Several commercial and multi-family properties were given short compliance windows — usually mid-October or the end of October — to supply structural and electrical inspection reports or to schedule required permit inspections. Inspectors told the magistrate several properties had partial repairs but still lacked either final reports or permit inspections.
Magistrate orders and examples
- The Woods Condominium (common areas; EN240052): City staff said the association had completed the balcony report but still needed final structural and electrical engineering reports to complete the 40-year recertification. The magistrate ordered the reports submitted by Oct. 15, 2025; otherwise a $250-per-day fine will be assessed starting Oct. 16 and the $150 administrative fee is due within 30 days.
- BMS Cooper City LLC (9495 Sheridan Street, case 250827): Inspector Mark Reali reported soffit repairs were completed on Sept. 29, but final painting remained outstanding. The magistrate ordered painting completed by Oct. 15, 2025; failure to comply will trigger a $100-per-day fine and a $150 administrative fee due within 30 days.
- Multiple commercial properties subject to BSIP notices (examples include addresses on Sterling Road, Flamingo Road and Sheridan Street): Where building staff reported required structural or electrical reports had not been received, the magistrate set compliance deadlines (commonly Oct. 15 or Oct. 31, 2025) and warned of $250-per-day fines if reports or required permit follow-ups are not completed.
What officials said
Carlos Vega, Cooper City’s community development director, told the magistrate the outstanding items varied by property — some needed final engineer signoffs, others still required permit finalization after corrections.

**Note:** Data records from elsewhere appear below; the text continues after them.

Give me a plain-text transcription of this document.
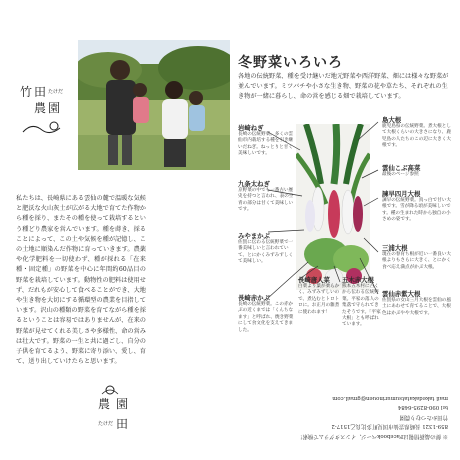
竹 田 たけだ
農 園
冬野菜いろいろ
各地の伝統野菜、種を受け継いだ地元野菜や西洋野菜、畑には様々な野菜が並んでいます。ミツバチや小さな生き物、野菜の花や草たち、それぞれの生き物が一緒に暮らし、命の営を感じる畑で栽培しています。
岩崎ねぎ
長崎の伝統野菜。多くの雲仙市内栽培する種を引き継いだねぎ。ねっとりと甘く美味しいです。
九条太ねぎ
京野菜の中でも一番古い歴史を持つと言われ、表の空青の部分は甘くて美味しいです。
みやまかぶ
佐賀に伝わる伝統野菜で一番美味しいと言われていて、とにかくみずみずしくて美味しい。
長崎赤かぶ
長崎の伝統野菜。この赤かぶの近くまでは「くんちなます」と呼ばれ、焼き野菜にして食文化を支えてきました。
長崎唐人菜
白菜より葉が柔らかく、みずみずしいので、煮込むとトロトロに。お正月の雑煮に使われます！
五木赤大根
熊本五木村に古くから伝わる伝統野菜。平家の落人の集落で守られてきたそうです。「平家大根」とも呼ばれています。
島大根
鹿児島県の伝統野菜。煮大根として大根くらいの大きさになり、鹿児島の人たちのこの辺に大きく大根です。
雲仙こぶ高菜
最後のページ参照
諫早四月大根
諫早の伝統野菜。真っ白で甘い大根です。雪が降る頃が美味しいです。種の生まれた時から独自の小さめの姿です。
三浦大根
現在の春育ち根が近い一番良い大根よりもさらに大きく、とにかく食べ応え満点がかぶ大根。
雲仙赤紫大根
佐賀県の女山三月大根を雲仙の風土にあわせて育てることで、大根色はかぶやや大根です。
私たちは、長崎県にある雲仙の麓で温暖な気候と肥沃な火山灰土が広がる大地で育てた作物から種を採り、またその種を使って栽培するという種どり農家を営んでいます。種を蒔き、採ることによって、この土や気候を種が記憶し、この土地に順染んだ作物に育っていきます。農薬や化学肥料を一切使わず、種が採れる「在来種・固定種」の野菜を中心に年間約60品目の野菜を栽培しています。動物性の肥料は使用せず、だれもが安心して食べることができ、大地や生き物を大切にする循環型の農業を目指しています。沢山の種類の野菜を育てながら種を採るということは容易ではありませんが、在来の野菜が見せてくれる美しさや多様性、命の営みは壮大です。野菜の一生と共に過ごし、自分の子供を育てるよう、野菜に寄り添い、愛し、育て、送り出していけたらと思います。
農 園
たけだ 田
※ 鮮の最新情報はFacebookページ、インスタグラムで検索！
859-1321 長崎県雲仙市国見町多比良乙1517-2
竹田かたつむり農園
tel 090-8295-6484
mail takedakatatsumurinouen@gmail.com
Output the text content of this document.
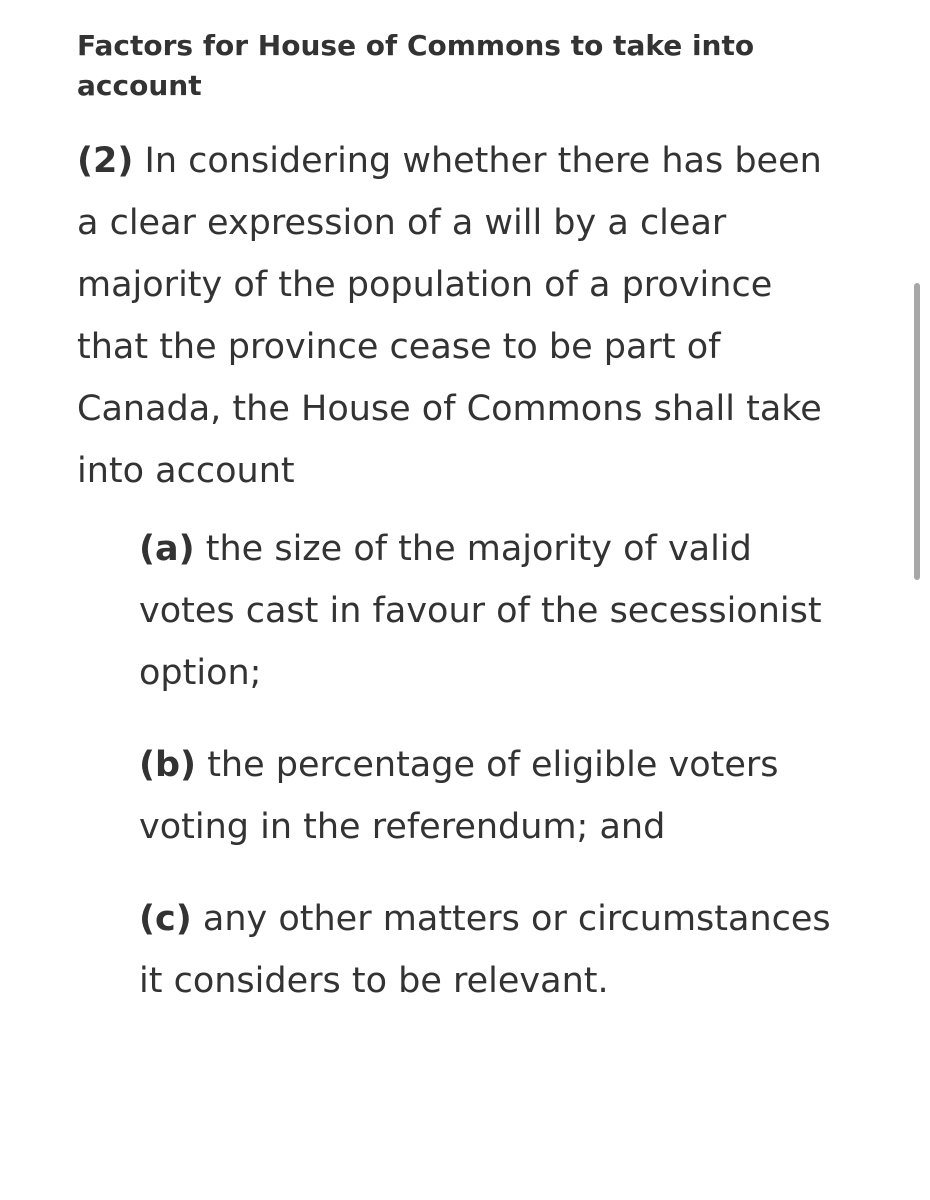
Factors for House of Commons to take into account

(2) In considering whether there has been a clear expression of a will by a clear majority of the population of a province that the province cease to be part of Canada, the House of Commons shall take into account

(a) the size of the majority of valid votes cast in favour of the secessionist option;

(b) the percentage of eligible voters voting in the referendum; and

(c) any other matters or circumstances it considers to be relevant.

Ralph Serra, the city’s chief structural inspector, confirmed that while some plan revisions were approved, other properties still showed outstanding electrical or structural corrections.
Why this matters
The BSIP and related building-code reviews are intended to confirm structural and electrical safety for older commercial and multi-family buildings. Missing reports and unresolved repairs may lead to fines, administrative fees and, potentially, follow-up enforcement actions if safety-related corrections are not completed.
Ending
Owners and property managers were told to coordinate with the city’s community development and building departments immediately; several were given brief time windows to produce the required documents or schedule inspections to avoid daily fines and possible recording of unpaid penalties as liens.